Thread overview
Operator overloading leads to bad code optimization
Dec 03, 2021
claptrap
Dec 05, 2021
max haughton
Dec 05, 2021
kinke
Dec 06, 2021
ClapTrap
Dec 06, 2021
max haughton
Dec 08, 2021
max haughton
December 03, 2021

Just a simple function to split a bezier in two.

Using "-O3"

LDC the operator version is 84 instructions
LDC the hand expanded math is 49 instructions.

It seems something as simple as this should be better optimised? Or am I missing something?

https://godbolt.org/z/4h9vob3Yo

In fact there's quite a few bits where it looks like completely redundant code is left in?

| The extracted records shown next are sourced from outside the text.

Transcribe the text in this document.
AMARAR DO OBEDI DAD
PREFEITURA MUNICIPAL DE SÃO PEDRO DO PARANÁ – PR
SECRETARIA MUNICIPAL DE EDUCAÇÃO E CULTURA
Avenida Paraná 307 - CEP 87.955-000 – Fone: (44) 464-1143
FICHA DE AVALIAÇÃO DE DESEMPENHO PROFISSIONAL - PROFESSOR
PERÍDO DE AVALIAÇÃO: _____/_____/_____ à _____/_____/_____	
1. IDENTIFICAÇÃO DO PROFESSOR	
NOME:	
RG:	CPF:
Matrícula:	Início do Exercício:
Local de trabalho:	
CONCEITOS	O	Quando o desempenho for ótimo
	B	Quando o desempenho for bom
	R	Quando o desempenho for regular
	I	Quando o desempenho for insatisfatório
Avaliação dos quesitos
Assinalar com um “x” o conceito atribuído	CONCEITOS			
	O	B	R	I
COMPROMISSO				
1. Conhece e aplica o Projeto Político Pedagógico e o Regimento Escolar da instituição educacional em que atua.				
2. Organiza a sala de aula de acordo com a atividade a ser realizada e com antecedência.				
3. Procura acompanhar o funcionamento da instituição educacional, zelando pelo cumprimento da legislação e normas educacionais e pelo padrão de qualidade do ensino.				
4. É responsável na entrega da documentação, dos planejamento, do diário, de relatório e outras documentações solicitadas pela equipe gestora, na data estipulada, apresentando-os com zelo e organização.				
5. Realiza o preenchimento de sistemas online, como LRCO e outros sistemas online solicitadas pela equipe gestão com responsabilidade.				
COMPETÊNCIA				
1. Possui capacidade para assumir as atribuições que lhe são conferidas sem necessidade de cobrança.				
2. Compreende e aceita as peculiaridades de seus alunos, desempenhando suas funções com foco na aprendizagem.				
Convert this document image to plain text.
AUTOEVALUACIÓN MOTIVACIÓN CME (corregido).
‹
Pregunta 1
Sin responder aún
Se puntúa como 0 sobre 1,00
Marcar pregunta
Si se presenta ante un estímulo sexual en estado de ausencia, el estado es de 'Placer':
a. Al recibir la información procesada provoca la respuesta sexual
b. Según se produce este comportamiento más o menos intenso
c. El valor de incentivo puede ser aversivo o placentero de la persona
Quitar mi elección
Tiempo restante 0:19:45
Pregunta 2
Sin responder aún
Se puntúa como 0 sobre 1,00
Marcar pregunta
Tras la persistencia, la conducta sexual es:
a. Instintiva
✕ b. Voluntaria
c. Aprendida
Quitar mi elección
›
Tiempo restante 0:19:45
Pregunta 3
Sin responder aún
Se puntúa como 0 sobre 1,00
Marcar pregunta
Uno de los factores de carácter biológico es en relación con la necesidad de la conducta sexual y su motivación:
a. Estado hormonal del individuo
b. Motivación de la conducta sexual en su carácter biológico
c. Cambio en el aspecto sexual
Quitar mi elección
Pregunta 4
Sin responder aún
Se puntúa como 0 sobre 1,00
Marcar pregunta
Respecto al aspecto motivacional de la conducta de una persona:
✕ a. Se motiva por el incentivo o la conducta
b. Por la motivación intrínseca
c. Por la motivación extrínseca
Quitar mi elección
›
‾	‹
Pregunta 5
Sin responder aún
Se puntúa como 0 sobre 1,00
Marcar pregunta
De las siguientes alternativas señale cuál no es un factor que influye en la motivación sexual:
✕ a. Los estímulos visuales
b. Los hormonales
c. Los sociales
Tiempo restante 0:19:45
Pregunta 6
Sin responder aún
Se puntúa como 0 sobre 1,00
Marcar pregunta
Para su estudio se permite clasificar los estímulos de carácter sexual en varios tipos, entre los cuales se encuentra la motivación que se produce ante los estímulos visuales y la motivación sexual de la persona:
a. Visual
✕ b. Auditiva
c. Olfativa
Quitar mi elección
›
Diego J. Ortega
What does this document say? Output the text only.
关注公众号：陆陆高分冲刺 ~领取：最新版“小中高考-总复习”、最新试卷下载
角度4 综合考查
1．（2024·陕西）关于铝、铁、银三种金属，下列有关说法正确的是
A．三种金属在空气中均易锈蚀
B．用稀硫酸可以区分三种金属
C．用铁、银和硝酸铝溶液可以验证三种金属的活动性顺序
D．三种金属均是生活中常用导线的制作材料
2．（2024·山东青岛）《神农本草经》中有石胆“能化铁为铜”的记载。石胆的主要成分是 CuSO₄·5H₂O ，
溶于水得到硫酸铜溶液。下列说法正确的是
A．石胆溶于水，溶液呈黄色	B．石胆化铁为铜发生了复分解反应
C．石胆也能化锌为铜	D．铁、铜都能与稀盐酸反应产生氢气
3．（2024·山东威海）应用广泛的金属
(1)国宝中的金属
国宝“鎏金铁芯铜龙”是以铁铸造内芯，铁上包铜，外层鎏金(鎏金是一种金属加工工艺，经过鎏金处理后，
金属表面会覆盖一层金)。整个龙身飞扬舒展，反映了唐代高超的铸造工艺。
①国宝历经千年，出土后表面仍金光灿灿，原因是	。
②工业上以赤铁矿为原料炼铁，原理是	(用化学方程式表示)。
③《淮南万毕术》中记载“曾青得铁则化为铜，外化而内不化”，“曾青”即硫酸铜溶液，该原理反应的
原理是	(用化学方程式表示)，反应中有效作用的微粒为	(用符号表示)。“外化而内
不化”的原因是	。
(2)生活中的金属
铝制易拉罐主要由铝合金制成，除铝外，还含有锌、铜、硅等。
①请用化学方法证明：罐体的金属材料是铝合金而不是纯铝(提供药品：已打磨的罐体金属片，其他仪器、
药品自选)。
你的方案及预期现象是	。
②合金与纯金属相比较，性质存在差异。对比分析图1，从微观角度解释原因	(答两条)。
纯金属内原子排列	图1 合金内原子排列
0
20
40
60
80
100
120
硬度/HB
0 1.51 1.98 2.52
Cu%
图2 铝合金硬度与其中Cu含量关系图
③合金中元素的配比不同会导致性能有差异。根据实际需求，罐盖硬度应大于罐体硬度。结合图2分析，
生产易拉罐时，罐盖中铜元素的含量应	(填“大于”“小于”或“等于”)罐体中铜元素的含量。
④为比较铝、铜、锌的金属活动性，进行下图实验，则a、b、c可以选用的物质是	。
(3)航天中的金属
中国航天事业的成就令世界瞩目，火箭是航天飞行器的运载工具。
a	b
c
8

Eg...

123 movss dword ptr [rsp - 24], xmm1
124 movss xmm0, dword ptr [rip + .LCPI4_0]
125 mulss xmm1, xmm0
126 movss dword ptr [rsp - 24], xmm1

137 movss dword ptr [rsp - 24], xmm2
138 mulss xmm2, xmm0
139 movss dword ptr [rsp - 24], xmm2

December 05, 2021

On Friday, 3 December 2021 at 21:24:07 UTC, claptrap wrote:

>

Just a simple function to split a bezier in two.

Using "-O3"

LDC the operator version is 84 instructions
LDC the hand expanded math is 49 instructions.

It seems something as simple as this should be better optimised? Or am I missing something?

https://godbolt.org/z/4h9vob3Yo

In fact there's quite a few bits where it looks like completely redundant code is left in? Eg...

123 movss dword ptr [rsp - 24], xmm1
124 movss xmm0, dword ptr [rip + .LCPI4_0]
125 mulss xmm1, xmm0
126 movss dword ptr [rsp - 24], xmm1

137 movss dword ptr [rsp - 24], xmm2
138 mulss xmm2, xmm0
139 movss dword ptr [rsp - 24], xmm2

This is (to me at least) an odd one. Maybe there's a pass-ordering issue here leading to bad code.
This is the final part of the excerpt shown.